Our public malware dataset generated by Cuckoo Sandbox based on Windows OS API calls analysis for cybersecurity researchers for malware analysis in CSV file format for machine learning applications.
If you find those results useful please cite them :
author = "Catak, FÖ. and Yazi, AF.",
title = "A Benchmark API Call Dataset for Windows PE Malware Classification",
year = "2019",
url = "https://arxiv.org/abs/1905.01999",
note = "[arXiv:1905.01999 ]"
This study seeks to obtain data which will help to address machine learning-based malware research gaps. The specific objective of this study is to build a benchmark dataset for Windows operating system API calls of various malware. This is the first study to undertake metamorphic malware to build sequential API calls. I hope that this research will contribute to a deeper understanding of how metamorphic malware change their behaviour (i.e. API calls) by adding meaningless opcodes with their own dissembler/assembler parts.
Malware Types and System Overall
In our research, we have converted the families produced by each of the software into 8 main malware families: Trojan, Backdoor, Downloader, Worms, Spyware Adware, Dropper, Virus. Table 1 shows the number of malware belonging to malware families in our data set. As you can see in the table, the number of samples of other malware families except AdWare is quite close to each other. There is such a difference because we do not find too much of malware from the adware malware family.

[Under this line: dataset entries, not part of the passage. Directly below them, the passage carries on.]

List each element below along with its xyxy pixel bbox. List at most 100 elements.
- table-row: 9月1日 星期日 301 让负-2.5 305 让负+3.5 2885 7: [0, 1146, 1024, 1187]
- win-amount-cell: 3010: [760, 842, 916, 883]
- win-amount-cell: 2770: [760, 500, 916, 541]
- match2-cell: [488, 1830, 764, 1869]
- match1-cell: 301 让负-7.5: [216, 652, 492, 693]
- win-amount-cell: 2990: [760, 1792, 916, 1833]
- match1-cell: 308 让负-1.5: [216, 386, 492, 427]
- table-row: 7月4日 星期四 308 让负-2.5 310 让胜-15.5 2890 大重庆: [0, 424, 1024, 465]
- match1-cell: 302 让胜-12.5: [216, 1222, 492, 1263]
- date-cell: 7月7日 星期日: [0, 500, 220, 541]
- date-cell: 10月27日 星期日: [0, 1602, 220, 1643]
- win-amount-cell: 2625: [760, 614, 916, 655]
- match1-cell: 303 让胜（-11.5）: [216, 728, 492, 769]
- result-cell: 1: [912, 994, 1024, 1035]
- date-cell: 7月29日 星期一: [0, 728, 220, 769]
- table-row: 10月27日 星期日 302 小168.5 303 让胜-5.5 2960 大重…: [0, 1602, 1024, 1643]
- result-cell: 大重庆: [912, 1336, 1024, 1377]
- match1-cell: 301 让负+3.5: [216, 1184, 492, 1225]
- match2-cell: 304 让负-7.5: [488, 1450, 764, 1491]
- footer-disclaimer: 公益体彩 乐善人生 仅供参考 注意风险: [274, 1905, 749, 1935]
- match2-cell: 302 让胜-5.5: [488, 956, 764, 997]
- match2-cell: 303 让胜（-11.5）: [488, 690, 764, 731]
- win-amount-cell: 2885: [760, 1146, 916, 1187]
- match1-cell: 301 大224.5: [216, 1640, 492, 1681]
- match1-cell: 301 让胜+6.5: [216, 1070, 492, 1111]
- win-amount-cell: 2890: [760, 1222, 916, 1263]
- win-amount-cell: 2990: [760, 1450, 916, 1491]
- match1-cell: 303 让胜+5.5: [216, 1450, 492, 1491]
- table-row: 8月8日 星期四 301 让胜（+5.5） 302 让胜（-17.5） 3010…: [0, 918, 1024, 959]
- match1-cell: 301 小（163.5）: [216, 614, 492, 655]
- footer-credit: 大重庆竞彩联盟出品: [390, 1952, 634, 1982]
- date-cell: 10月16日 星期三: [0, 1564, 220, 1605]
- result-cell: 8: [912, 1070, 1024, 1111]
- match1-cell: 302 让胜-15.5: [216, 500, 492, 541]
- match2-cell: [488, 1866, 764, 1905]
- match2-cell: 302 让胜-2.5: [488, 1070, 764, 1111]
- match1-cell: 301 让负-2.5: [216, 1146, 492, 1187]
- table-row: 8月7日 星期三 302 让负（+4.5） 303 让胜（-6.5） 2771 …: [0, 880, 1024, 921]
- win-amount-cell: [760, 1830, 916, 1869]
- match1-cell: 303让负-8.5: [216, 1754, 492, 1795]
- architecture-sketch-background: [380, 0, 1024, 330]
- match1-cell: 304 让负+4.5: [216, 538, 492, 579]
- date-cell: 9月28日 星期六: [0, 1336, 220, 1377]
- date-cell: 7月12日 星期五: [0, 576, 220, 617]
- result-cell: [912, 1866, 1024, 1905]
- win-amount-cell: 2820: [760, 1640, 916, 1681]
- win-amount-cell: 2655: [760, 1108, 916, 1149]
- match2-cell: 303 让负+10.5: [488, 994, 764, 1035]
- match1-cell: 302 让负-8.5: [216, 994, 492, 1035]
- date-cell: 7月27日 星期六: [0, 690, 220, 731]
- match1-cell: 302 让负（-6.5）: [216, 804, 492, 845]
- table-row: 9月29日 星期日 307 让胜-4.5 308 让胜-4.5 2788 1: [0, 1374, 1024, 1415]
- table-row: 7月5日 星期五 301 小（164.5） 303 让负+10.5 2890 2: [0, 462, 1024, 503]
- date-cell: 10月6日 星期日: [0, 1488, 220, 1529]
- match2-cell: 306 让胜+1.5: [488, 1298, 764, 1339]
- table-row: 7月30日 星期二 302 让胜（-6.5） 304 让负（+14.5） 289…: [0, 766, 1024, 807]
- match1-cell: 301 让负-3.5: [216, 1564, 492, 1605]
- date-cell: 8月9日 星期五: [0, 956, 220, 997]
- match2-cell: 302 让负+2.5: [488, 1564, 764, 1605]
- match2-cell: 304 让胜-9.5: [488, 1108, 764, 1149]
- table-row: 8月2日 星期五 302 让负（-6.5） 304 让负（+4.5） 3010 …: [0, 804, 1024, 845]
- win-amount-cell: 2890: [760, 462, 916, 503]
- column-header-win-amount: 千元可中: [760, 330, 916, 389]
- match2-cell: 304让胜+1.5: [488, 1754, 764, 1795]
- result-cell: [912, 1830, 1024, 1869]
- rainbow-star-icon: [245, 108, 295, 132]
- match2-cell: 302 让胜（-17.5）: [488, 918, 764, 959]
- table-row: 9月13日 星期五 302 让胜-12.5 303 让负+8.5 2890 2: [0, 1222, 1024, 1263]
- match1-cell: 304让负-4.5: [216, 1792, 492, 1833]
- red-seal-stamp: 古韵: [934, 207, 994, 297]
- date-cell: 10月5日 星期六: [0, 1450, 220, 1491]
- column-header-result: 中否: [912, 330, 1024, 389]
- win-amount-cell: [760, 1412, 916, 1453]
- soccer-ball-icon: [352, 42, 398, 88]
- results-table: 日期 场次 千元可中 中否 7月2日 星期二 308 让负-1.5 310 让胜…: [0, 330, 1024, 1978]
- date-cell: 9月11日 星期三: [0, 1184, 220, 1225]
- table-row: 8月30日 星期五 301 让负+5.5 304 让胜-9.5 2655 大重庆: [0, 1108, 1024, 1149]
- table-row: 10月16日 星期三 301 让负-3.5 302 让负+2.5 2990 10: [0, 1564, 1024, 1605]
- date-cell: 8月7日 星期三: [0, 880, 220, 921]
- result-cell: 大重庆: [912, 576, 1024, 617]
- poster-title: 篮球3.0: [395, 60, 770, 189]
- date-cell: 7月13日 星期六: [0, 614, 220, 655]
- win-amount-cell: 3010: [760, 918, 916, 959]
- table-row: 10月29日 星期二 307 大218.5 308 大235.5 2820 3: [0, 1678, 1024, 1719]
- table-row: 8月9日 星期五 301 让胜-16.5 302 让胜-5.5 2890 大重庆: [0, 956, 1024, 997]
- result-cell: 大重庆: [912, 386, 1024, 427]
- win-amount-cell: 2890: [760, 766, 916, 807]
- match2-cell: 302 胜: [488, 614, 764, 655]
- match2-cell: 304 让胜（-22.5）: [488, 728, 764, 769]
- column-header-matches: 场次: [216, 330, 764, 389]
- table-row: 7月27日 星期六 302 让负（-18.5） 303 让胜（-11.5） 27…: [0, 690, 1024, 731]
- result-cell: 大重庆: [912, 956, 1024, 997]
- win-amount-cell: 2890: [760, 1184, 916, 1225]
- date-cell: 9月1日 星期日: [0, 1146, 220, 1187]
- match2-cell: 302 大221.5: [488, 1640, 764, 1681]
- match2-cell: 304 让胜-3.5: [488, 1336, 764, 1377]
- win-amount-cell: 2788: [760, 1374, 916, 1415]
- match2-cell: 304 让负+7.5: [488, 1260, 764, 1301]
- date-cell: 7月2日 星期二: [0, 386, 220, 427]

The figure shows the general flow of the generation of the malware data set. As shown in the figure, we have obtained the MD5 hash values of the malware we collect from Github. We searched these hash values using the VirusTotal API, and we have obtained the families of these malicious software from the reports of 67 different antivirus software in VirusTotal. We have observed that the malicious software families found in the reports of these 67 different antivirus software in VirusTotal are different.